Hoping someone here has some experience with "Service Unavailable/503" error codes.
I'm pretty sure this has something to do with my attempts to scrape the text, but I've tried to manually scrape some reviews on a company and got a similar error message, and now with the dedicated shell of functionality package that is Glassdoor specific in build, the "gdscrapeR" from the git repos.
Here is my code:
#install.packages("devtools")
#devtools::install_github("mguideng/gdscrapeR")
library(gdscrapeR)
library(rvest)
library(dplyr)
#gdscraper has a single function: "get_reviews"
?get_reviews
gd_appcast <- get_reviews(companyNum = "E1085934")
#Glassdoors' review page #'s are typically characters between "Reviews-" and ".htm" (usually starts with an 'E' and followed by up to seven digits).
...And here is the error msg:
"Number of web pages to scrape:
Show Traceback
Error in read_html.response(httr::GET(paste(baseurl, companyNum, sort, : Service Unavailable (HTTP 503).
15. stop(http_condition(x, "error", task = task, call = call))
14. httr::stop_for_status(x)
13. read_html.response(httr::GET(paste(baseurl, companyNum, sort, sep = "")))
12. xml2::read_html(httr::GET(paste(baseurl, companyNum, sort, sep = "")))
11. html_elements(...)
10. html_nodes(., ".tightVert.floatLt strong, .margRtSm.margBot.minor, .col-6.my-0 span")

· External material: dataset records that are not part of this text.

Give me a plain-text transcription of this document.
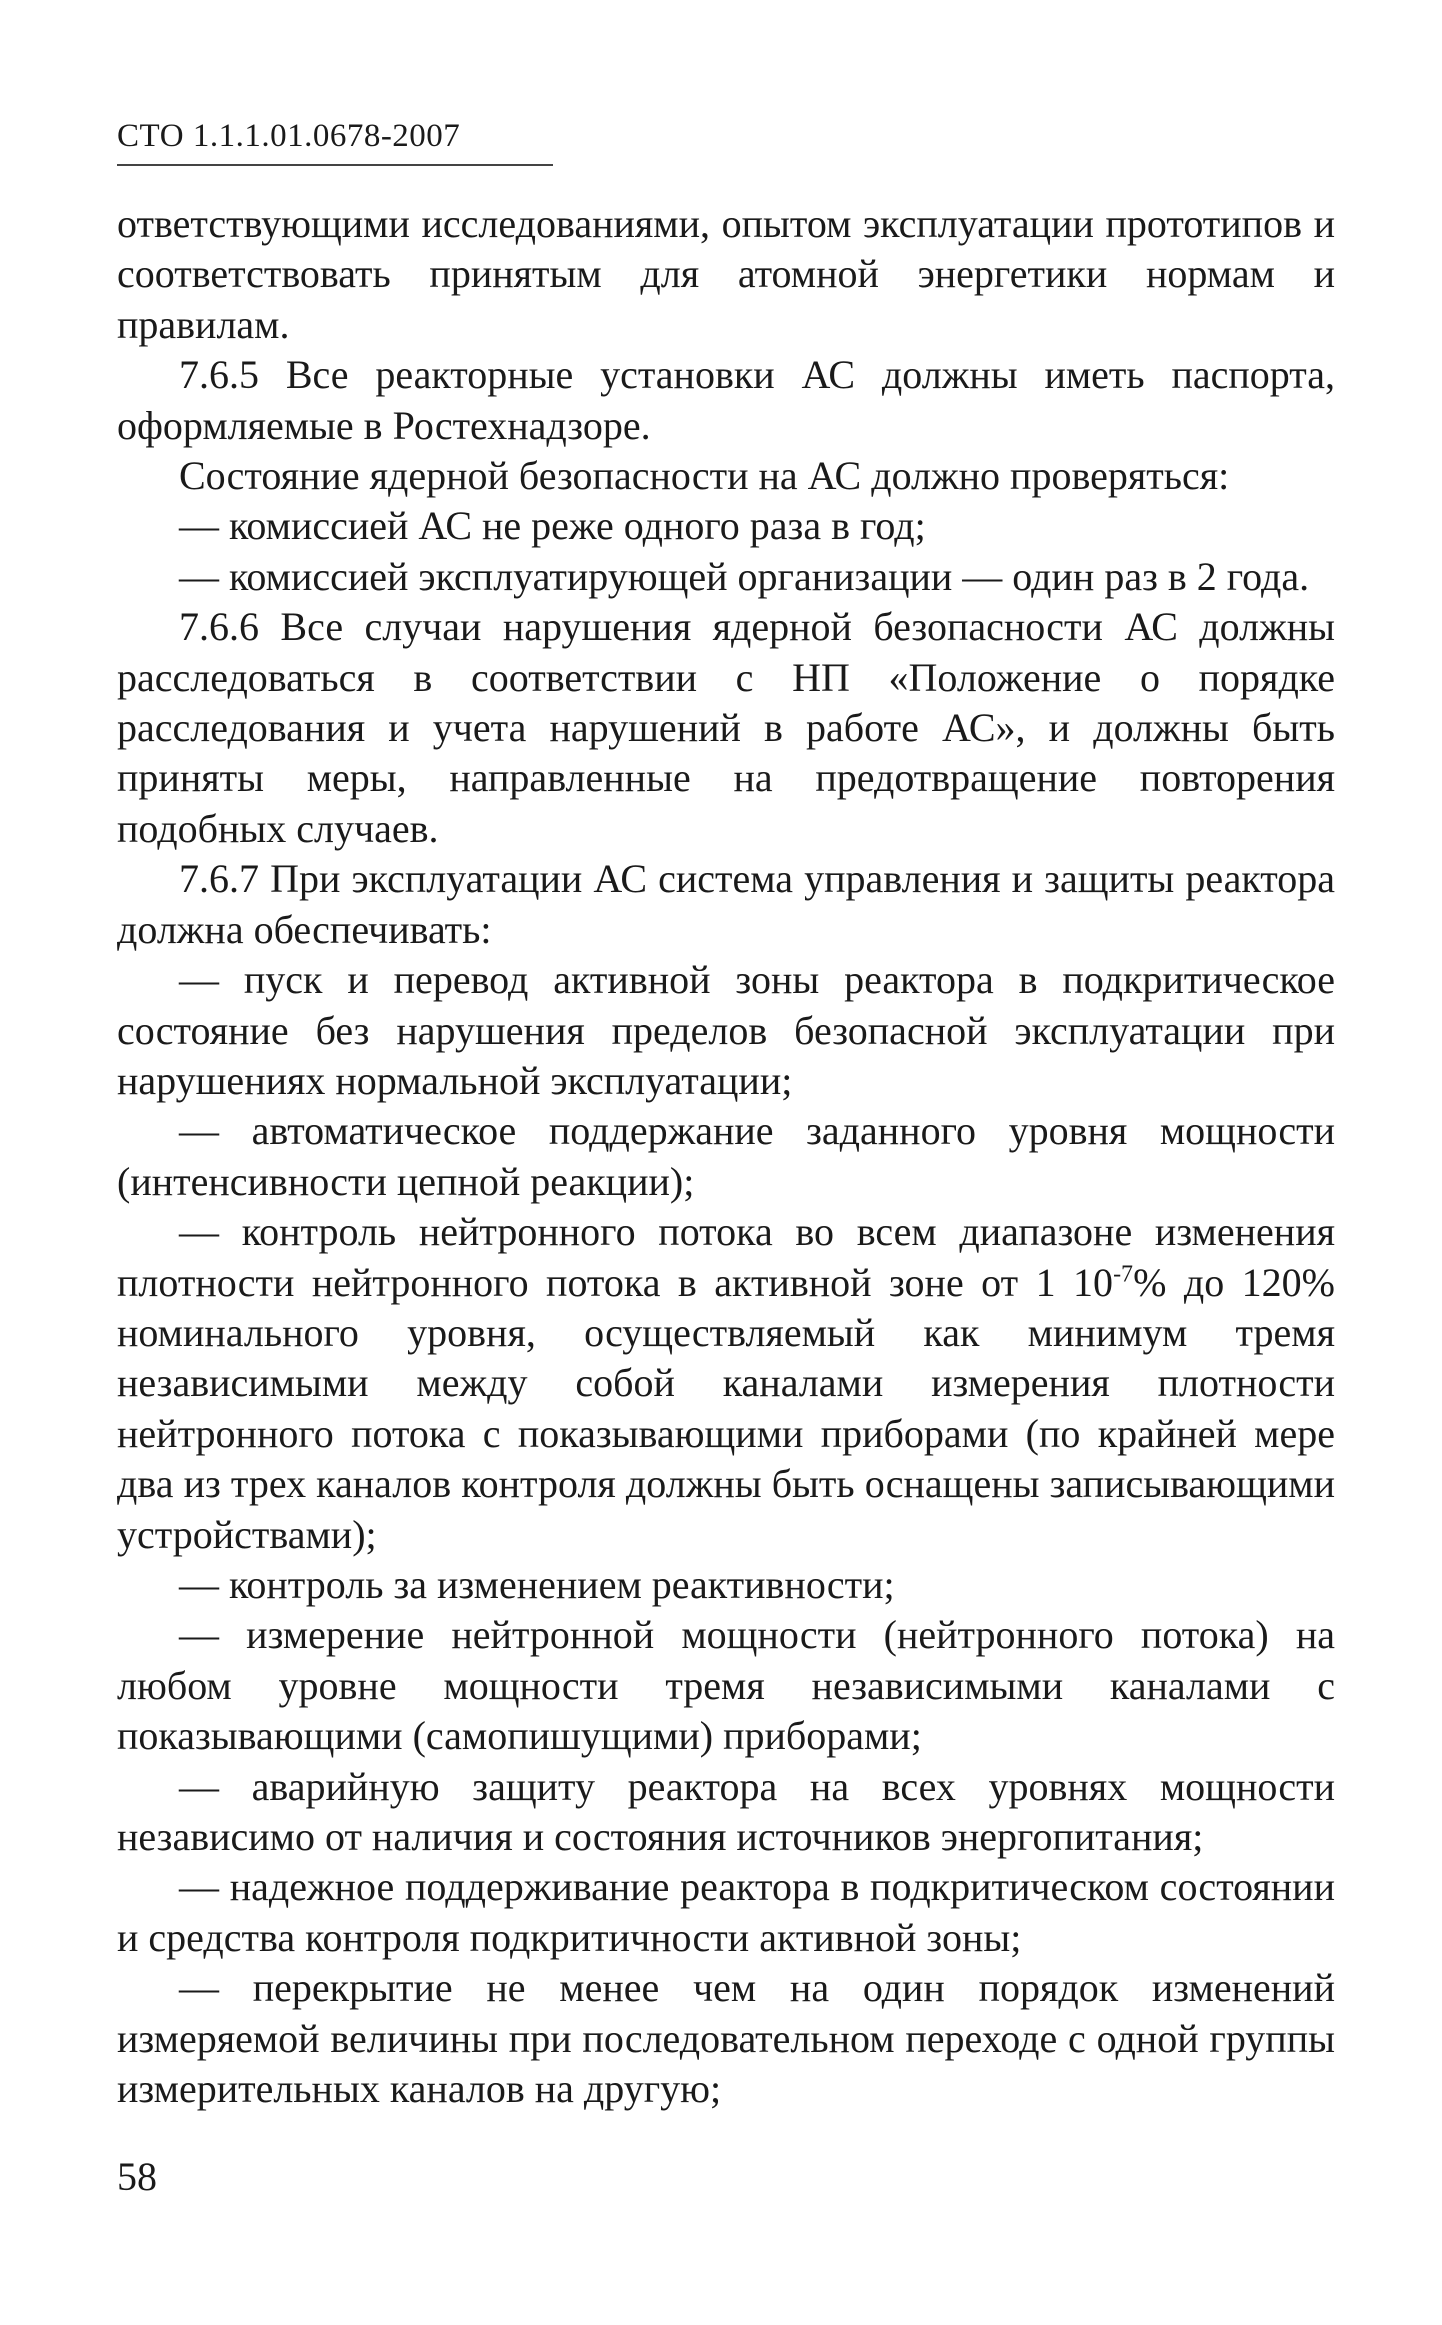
СТО 1.1.1.01.0678-2007

ответствующими исследованиями, опытом эксплуатации прототипов и соответствовать принятым для атомной энергетики нормам и правилам.

7.6.5 Все реакторные установки АС должны иметь паспорта, оформляемые в Ростехнадзоре.

Состояние ядерной безопасности на АС должно проверяться:

— комиссией АС не реже одного раза в год;

— комиссией эксплуатирующей организации — один раз в 2 года.

7.6.6 Все случаи нарушения ядерной безопасности АС должны расследоваться в соответствии с НП «Положение о порядке расследования и учета нарушений в работе АС», и должны быть приняты меры, направленные на предотвращение повторения подобных случаев.

7.6.7 При эксплуатации АС система управления и защиты реактора должна обеспечивать:

— пуск и перевод активной зоны реактора в подкритическое состояние без нарушения пределов безопасной эксплуатации при нарушениях нормальной эксплуатации;

— автоматическое поддержание заданного уровня мощности (интенсивности цепной реакции);

— контроль нейтронного потока во всем диапазоне изменения плотности нейтронного потока в активной зоне от 1 $10^{-7}\%$ до 120% номинального уровня, осуществляемый как минимум тремя независимыми между собой каналами измерения плотности нейтронного потока с показывающими приборами (по крайней мере два из трех каналов контроля должны быть оснащены записывающими устройствами);

— контроль за изменением реактивности;

— измерение нейтронной мощности (нейтронного потока) на любом уровне мощности тремя независимыми каналами с показывающими (самопишущими) приборами;

— аварийную защиту реактора на всех уровнях мощности независимо от наличия и состояния источников энергопитания;

— надежное поддерживание реактора в подкритическом состоянии и средства контроля подкритичности активной зоны;

— перекрытие не менее чем на один порядок изменений измеряемой величины при последовательном переходе с одной группы измерительных каналов на другую;

58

9. xml_text(x, trim = trim)
8. html_text(.)
7. is.factor(x)
6. gsub("Found , reviews", "", .)
5. is.factor(x)
4. sub(",", "", .)
3. xml2::read_html(httr::GET(paste(baseurl, companyNum, sort, sep = ""))) %>%
html_nodes(".tightVert.floatLt strong, .margRtSm.margBot.minor, .col-6.my-0 span") %>%
html_text() %>% gsub("Found |,| reviews", "", .) %>% sub(",",
"", .) %>% as.integer()
2. get_maxResults(companyNum)
- get_reviews(companyNum = "E1085934")
"
Any thoughts?
Aside, I can C+P the url into a new browser window and it opens just fine....but running this code (AND a manual scrape using Rvest/Purrr et al) throws this or similar denial of service errors...